Это произошло в марте 1996 года, незадолго до окончания школы. Он тогда сидел в гостиной и листал томик А. Дюма. Из широко распахнутого окна в комнату врывался слабый ветер, и ничто не нарушало тишину, не считая шума редких машин, доносившегося с проезжей части, и шуршания телевизора, поставленного на «mute».
Сначала был звонок с почты. Твердый мужской голос сообщил, что есть почта, пришедшая по его адресу.
Он попал на почту за двадцать минут до закрытия. Простояв в очереди около десяти минут, он получил посылку. Это был картонный прямоугольник, в который было аккуратно вложено несколько печатных листов формата А4.
Это были два листа бумаги от администрации университета в городе Атланта, штат Джорджия. Письмо было кратким.

Уважаемый заявитель,

Мы рады сообщить вам, что после рассмотрения вашего обращения Отдел финансовой помощи студентам и Отдел по принятию иностранных студентов университета приняли решение предоставить Вам возможность получить стипендию на учебный год 1996-97 в размере и в срок, указанных на второй странице данного письма, а также все связанные с этим привилегии, включая частичную оплату жилья, пользование помещениями и услугами, которые предоставляет университет.
Ваше обращение было рассмотрено на основании конкурса, целью которого была объективная оценка данных и заслуг потенциальных стипендиатов, проживающих за переделами США и направленного на расширение нашего международного опыта.

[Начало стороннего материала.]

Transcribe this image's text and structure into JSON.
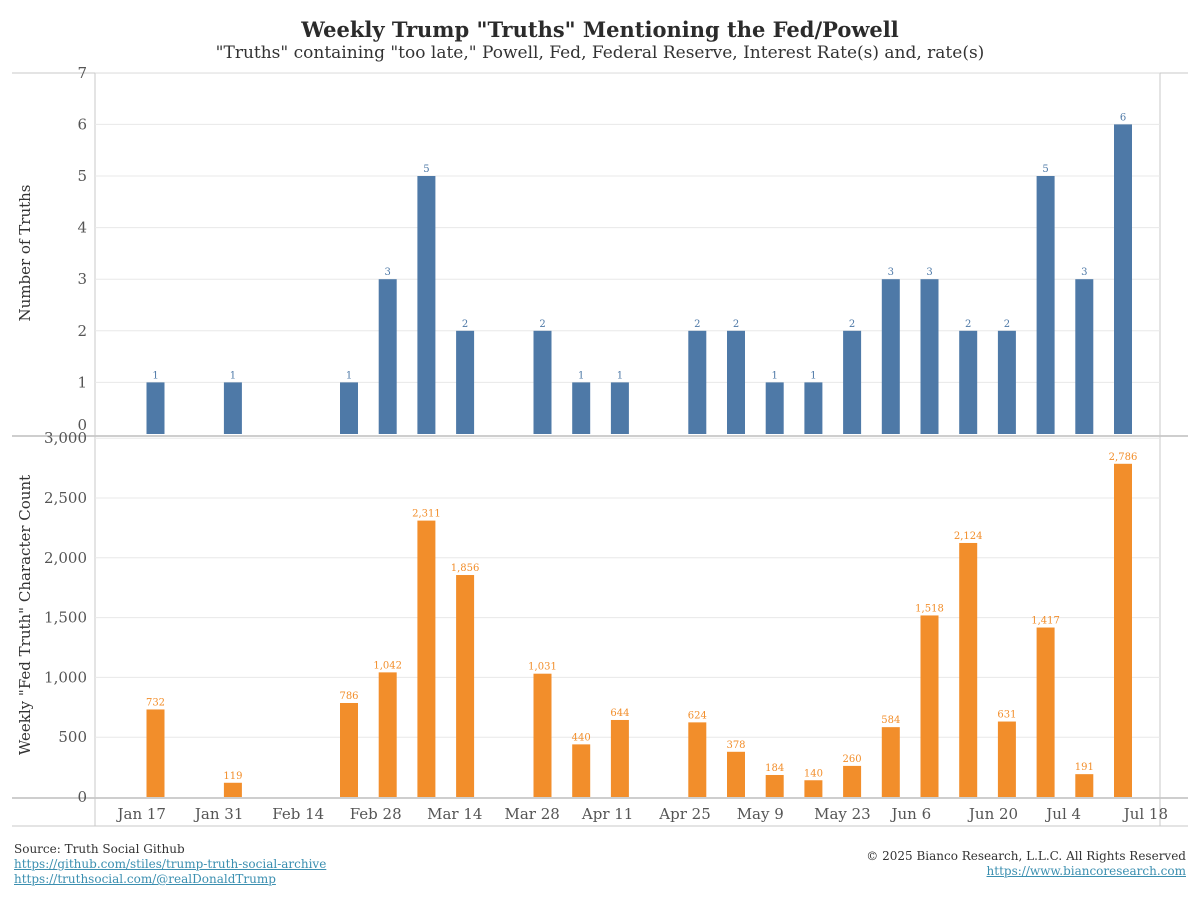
{
  "title": "Weekly Trump \"Truths\" Mentioning the Fed/Powell",
  "subtitle": "\"Truths\" containing \"too late,\" Powell, Fed, Federal Reserve, Interest Rate(s) and, rate(s)",
  "colors": {
    "top_bars": "#4e79a7",
    "bottom_bars": "#f28e2b",
    "grid": "#e8e8e8",
    "axis": "#c8c8c8"
  },
  "x_tick_labels": [
    "Jan 17",
    "Jan 31",
    "Feb 14",
    "Feb 28",
    "Mar 14",
    "Mar 28",
    "Apr 11",
    "Apr 25",
    "May 9",
    "May 23",
    "Jun 6",
    "Jun 20",
    "Jul 4",
    "Jul 18"
  ],
  "chart_data": [
    {
      "type": "bar",
      "ylabel": "Number of Truths",
      "ylim": [
        0,
        7
      ],
      "yticks": [
        "0",
        "1",
        "2",
        "3",
        "4",
        "5",
        "6",
        "7"
      ],
      "grid": true,
      "color": "#4e79a7",
      "bars": [
        {
          "week": 1,
          "value": 1,
          "label": "1"
        },
        {
          "week": 3,
          "value": 1,
          "label": "1"
        },
        {
          "week": 6,
          "value": 1,
          "label": "1"
        },
        {
          "week": 7,
          "value": 3,
          "label": "3"
        },
        {
          "week": 8,
          "value": 5,
          "label": "5"
        },
        {
          "week": 9,
          "value": 2,
          "label": "2"
        },
        {
          "week": 11,
          "value": 2,
          "label": "2"
        },
        {
          "week": 12,
          "value": 1,
          "label": "1"
        },
        {
          "week": 13,
          "value": 1,
          "label": "1"
        },
        {
          "week": 15,
          "value": 2,
          "label": "2"
        },
        {
          "week": 16,
          "value": 2,
          "label": "2"
        },
        {
          "week": 17,
          "value": 1,
          "label": "1"
        },
        {
          "week": 18,
          "value": 1,
          "label": "1"
        },
        {
          "week": 19,
          "value": 2,
          "label": "2"
        },
        {
          "week": 20,
          "value": 3,
          "label": "3"
        },
        {
          "week": 21,
          "value": 3,
          "label": "3"
        },
        {
          "week": 22,
          "value": 2,
          "label": "2"
        },
        {
          "week": 23,
          "value": 2,
          "label": "2"
        },
        {
          "week": 24,
          "value": 5,
          "label": "5"
        },
        {
          "week": 25,
          "value": 3,
          "label": "3"
        },
        {
          "week": 26,
          "value": 6,
          "label": "6"
        }
      ]
    },
    {
      "type": "bar",
      "ylabel": "Weekly \"Fed Truth\" Character Count",
      "ylim": [
        0,
        3000
      ],
      "yticks": [
        "0",
        "500",
        "1,000",
        "1,500",
        "2,000",
        "2,500",
        "3,000"
      ],
      "grid": true,
      "color": "#f28e2b",
      "bars": [
        {
          "week": 1,
          "value": 732,
          "label": "732"
        },
        {
          "week": 3,
          "value": 119,
          "label": "119"
        },
        {
          "week": 6,
          "value": 786,
          "label": "786"
        },
        {
          "week": 7,
          "value": 1042,
          "label": "1,042"
        },
        {
          "week": 8,
          "value": 2311,
          "label": "2,311"
        },
        {
          "week": 9,
          "value": 1856,
          "label": "1,856"
        },
        {
          "week": 11,
          "value": 1031,
          "label": "1,031"
        },
        {
          "week": 12,
          "value": 440,
          "label": "440"
        },
        {
          "week": 13,
          "value": 644,
          "label": "644"
        },
        {
          "week": 15,
          "value": 624,
          "label": "624"
        },
        {
          "week": 16,
          "value": 378,
          "label": "378"
        },
        {
          "week": 17,
          "value": 184,
          "label": "184"
        },
        {
          "week": 18,
          "value": 140,
          "label": "140"
        },
        {
          "week": 19,
          "value": 260,
          "label": "260"
        },
        {
          "week": 20,
          "value": 584,
          "label": "584"
        },
        {
          "week": 21,
          "value": 1518,
          "label": "1,518"
        },
        {
          "week": 22,
          "value": 2124,
          "label": "2,124"
        },
        {
          "week": 23,
          "value": 631,
          "label": "631"
        },
        {
          "week": 24,
          "value": 1417,
          "label": "1,417"
        },
        {
          "week": 25,
          "value": 191,
          "label": "191"
        },
        {
          "week": 26,
          "value": 2786,
          "label": "2,786"
        }
      ]
    }
  ],
  "footer": {
    "source": "Source: Truth Social Github",
    "link1": "https://github.com/stiles/trump-truth-social-archive",
    "link2": "https://truthsocial.com/@realDonaldTrump",
    "copyright": "© 2025 Bianco Research, L.L.C. All Rights Reserved",
    "website": "https://www.biancoresearch.com"
  }
}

Наш университет остается приверженным своим традициям предоставления помощи перспективным и мотивированным иностранным студентам в достижении их образовательных целей, а также обеспечения многообразия студенческого состава и обмена опытом между странами. Мы будем рады приветствовать Вас по прибытии в страну на «ориентации», которая пройдет 30 августа в зале 111 главного корпуса.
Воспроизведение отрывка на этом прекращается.